Blandine Ryan, sa mère, est une Canadienne française, et son père est un Irlandais. C’est en 1926 que la famille quitte la métropole du Québec pour s’établir à Port-Alfred, où son père exerce le métier de commis de bureau à l’International Paper. Peu de temps après, ils déménagent de nouveau, cette fois à Dolbeau.

Après la naissance d'Yves, vers 1928, le paternel quitte le nid familial. Blandine Ryan se retrouve seule pour affronter les difficultés financières quotidiennes.

En 1931, elle revient à Montréal avec ses trois bambins. Ils trouvent domicile boulevard Monk, dans la paroisse Saint-Jean-de-Matha dirigée par les Trinitaires, communauté arrivée au Canada en août 1924, de qui Claude Ryan garde d’excellents souvenirs. Dès lors, elle transmet à ses enfants tous les principes religieux, en plus de leur inculquer le sens du devoir, du respect d’autrui et des responsabilités. Elle est une femme dévouée et cultivée qui s’est sacrifiée pour sa marmaille.

Ce n’est pas l’extrême pauvreté, mais la famille a de la difficulté à boucler les fins de mois. Heureusement, la force de caractère de Blandine Ryan et son attachement aux valeurs morales donneront à ses enfants une base solide pour traverser les épreuves de la vie.

« J’ai toujours joué un rôle d’intermédiaire, pendant ces années-là, entre mes deux frères. Par conséquent, j’avais un tempérament assez vif, mais plutôt conciliant. La vie m’a formé comme ça. J’ai toujours cherché une juste mesure, une solution qui tienne compte du point de vue de l’un, du point de vue de l’autre, du pour et du contre », dit-il.

À l’école, Claude apprend très aisément. Il assimile tout à une vitesse étonnante. Plus rapide que les autres, il saute des années scolaires. En 1935, il se retrouve dans la même classe que Gérard, son frère aîné. En 1937, ils entrent ensemble à l’Externat classique de Sainte-Croix. Les deux adolescents suivent les mêmes cours. Claude Ryan travaille sans relâche. C’est un élève brillant et très prometteur. Il étudie seul et ne se mêle pas beaucoup aux autres étudiants.

Ses proches sont convaincus (sauf lui) qu’il se destine à une vocation religieuse. Deux semaines à Saint-Benoit-du-Lac lui suffiront pour fixer sa vocation : il est trop individualiste et accepte difficilement l’autorité. Il se demande bien comment il pourrait logiquement prononcer le vœu d’obéissance.

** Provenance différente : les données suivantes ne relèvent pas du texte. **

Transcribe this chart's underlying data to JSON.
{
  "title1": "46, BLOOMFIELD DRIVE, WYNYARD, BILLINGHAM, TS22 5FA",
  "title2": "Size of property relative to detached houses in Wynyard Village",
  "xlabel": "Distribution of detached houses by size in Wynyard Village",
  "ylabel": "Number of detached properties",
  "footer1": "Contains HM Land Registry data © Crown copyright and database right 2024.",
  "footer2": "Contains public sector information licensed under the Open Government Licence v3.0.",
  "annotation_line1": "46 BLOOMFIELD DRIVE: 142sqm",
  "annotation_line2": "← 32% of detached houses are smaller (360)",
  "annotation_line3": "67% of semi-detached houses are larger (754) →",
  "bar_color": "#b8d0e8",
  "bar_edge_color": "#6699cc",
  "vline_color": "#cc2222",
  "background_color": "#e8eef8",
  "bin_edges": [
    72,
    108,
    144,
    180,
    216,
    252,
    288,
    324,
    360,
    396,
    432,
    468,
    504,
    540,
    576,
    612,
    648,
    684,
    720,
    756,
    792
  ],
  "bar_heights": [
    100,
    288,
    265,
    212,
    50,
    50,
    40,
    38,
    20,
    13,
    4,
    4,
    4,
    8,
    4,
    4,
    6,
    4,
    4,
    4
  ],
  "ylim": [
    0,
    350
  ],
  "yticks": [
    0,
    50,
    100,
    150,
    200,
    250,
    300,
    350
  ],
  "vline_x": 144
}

Il s’inscrit donc à l’École de service social et de relations industrielles de l’Université de Montréal. À 20 ans (en 1945), après deux ans d’études supérieures, il devient secrétaire général de l’Action catholique, un mouvement institué par les évêques canadiens.

« Dans l’Action catholique, nous avions créé un organisme pour regrouper tous les mouvements spécialisés qu’il y avait à l’époque : Jeunesse agricole, Jeunesse étudiante, Jeunesse ouvrière, Jeunesse indépendante, etc. On avait créé un organisme pour regrouper et rapprocher ces mouvements-là. On m’a demandé d’être le secrétaire. J’y suis allé à titre de stagiaire. À la fin de l’année, on m’a demandé si je voulais rester encore. J’ai accepté. J’ai renouvelé mon engagement année après année pendant 17 ans. En même temps, je me suis engagé dans le mouvement à titre personnel, particulièrement dans la Jeunesse indépendante catholique comme militant et comme président à différents niveaux, racontait-il un jour.

Un catholique en action
Claude Ryan trouve à l’Action catholique une liberté d’action où il exprime sa pensée en toute franchise, où il est écouté et peut transmettre un message spirituel. Cela lui plaît.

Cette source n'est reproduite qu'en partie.